Bcrypt & Argon2 Hash Generator (Demo)
A demonstration tool to show how modern password hashing algorithms like Bcrypt and Argon2 work. For educational purposes only.
For Educational Use Only
Storing user passwords in plain text is a critical security vulnerability. If a database is breached, all user passwords would be exposed. Instead, secure applications use strong, one-way hashing algorithms to store a 'hash' of the password. When a user logs in, the password they enter is hashed using the same algorithm, and the result is compared to the stored hash. This tool demonstrates the two leading algorithms for this purpose: Bcrypt and Argon2.

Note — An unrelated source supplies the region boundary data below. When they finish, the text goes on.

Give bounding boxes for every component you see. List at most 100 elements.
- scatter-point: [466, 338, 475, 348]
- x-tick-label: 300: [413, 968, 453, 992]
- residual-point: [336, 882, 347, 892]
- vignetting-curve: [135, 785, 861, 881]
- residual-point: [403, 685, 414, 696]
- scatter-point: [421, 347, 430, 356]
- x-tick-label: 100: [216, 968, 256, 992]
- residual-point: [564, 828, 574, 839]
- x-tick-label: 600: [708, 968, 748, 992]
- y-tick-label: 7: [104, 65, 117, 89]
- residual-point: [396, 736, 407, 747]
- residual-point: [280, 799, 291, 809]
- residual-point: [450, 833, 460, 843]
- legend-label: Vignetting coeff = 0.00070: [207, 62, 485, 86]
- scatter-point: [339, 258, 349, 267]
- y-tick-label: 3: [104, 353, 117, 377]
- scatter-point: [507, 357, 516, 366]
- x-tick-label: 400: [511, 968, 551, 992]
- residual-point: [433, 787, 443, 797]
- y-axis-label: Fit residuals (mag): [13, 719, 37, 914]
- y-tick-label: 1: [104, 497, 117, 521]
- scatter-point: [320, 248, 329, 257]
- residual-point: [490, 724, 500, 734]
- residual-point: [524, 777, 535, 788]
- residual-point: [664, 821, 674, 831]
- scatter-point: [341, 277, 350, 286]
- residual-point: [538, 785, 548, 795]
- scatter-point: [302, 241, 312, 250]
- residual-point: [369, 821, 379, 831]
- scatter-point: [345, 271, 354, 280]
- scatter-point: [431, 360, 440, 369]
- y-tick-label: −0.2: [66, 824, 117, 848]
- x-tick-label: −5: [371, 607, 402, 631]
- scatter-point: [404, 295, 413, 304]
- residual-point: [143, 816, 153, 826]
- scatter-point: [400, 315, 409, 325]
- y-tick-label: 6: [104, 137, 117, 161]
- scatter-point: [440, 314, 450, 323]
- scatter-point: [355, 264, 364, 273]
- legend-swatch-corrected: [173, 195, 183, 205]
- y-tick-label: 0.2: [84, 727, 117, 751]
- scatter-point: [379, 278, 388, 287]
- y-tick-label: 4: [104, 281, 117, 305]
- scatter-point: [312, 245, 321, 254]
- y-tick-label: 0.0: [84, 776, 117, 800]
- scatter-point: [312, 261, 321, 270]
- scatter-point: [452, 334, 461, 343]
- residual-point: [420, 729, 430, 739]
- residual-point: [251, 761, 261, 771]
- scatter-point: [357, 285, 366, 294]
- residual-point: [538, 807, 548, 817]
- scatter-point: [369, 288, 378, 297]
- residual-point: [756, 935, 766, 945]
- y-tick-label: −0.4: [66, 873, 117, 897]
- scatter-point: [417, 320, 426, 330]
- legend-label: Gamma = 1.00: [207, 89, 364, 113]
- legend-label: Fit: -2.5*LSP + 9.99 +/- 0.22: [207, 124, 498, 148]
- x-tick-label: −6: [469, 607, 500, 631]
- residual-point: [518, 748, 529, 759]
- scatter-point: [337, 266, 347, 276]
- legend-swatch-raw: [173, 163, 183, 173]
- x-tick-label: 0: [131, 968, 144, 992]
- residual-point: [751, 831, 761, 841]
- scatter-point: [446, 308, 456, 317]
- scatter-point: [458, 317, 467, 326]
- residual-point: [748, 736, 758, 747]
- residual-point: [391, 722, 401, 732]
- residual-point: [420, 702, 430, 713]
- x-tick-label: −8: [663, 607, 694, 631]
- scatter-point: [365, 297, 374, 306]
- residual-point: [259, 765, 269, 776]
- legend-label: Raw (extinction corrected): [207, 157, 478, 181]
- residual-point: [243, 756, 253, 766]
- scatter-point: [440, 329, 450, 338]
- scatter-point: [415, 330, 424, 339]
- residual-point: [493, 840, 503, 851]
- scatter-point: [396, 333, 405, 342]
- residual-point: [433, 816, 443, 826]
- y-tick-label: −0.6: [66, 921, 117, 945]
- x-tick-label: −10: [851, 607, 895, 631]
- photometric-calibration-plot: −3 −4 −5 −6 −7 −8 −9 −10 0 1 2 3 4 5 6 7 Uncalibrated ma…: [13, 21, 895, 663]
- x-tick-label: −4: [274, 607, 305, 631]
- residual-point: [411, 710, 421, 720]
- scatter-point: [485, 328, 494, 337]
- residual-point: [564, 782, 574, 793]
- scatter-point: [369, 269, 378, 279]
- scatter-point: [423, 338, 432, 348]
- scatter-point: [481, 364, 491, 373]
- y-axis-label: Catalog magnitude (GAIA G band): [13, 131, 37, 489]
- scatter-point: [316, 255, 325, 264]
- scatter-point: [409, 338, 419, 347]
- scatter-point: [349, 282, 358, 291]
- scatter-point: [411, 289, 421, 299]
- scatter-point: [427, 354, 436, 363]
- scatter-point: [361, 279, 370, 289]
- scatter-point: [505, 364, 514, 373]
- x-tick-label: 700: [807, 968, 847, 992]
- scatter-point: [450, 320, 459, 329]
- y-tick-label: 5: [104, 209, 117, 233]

A salt is a unique, randomly generated string that is added to each password before it is hashed. The salt is then stored alongside the hash in the database. This is a critical security step because it ensures that even if two users have the same password, their stored hashes will be completely different. This defeats 'rainbow table' attacks, where attackers use pre-computed tables of hashes for common passwords.
Bcrypt
Bcrypt has been the industry standard for many years. Its key feature is an adjustable 'cost' or 'work factor', which allows developers to intentionally make it slower. As computers get faster, the cost can be increased to ensure that brute-force attacks remain impractically time-consuming.
Argon2
Argon2 won the Password Hashing Competition in 2015 and is now widely considered the best-in-class algorithm. It is not only adjustable for time cost (like Bcrypt) but is also 'memory-hard'. This means it requires a significant amount of RAM to compute, making it highly resistant to attacks from specialized hardware like GPUs and ASICs, which often have limited memory.
Bcrypt and Argon2 are designed to be slow and resource-intensive to make them secure. Running these algorithms in a web browser would be extremely inefficient and could freeze the user's page for several seconds. This tool simulates the *output format* of these hashes to help you understand what they look like and how salts are incorporated, but it does not perform the actual, secure hashing computation.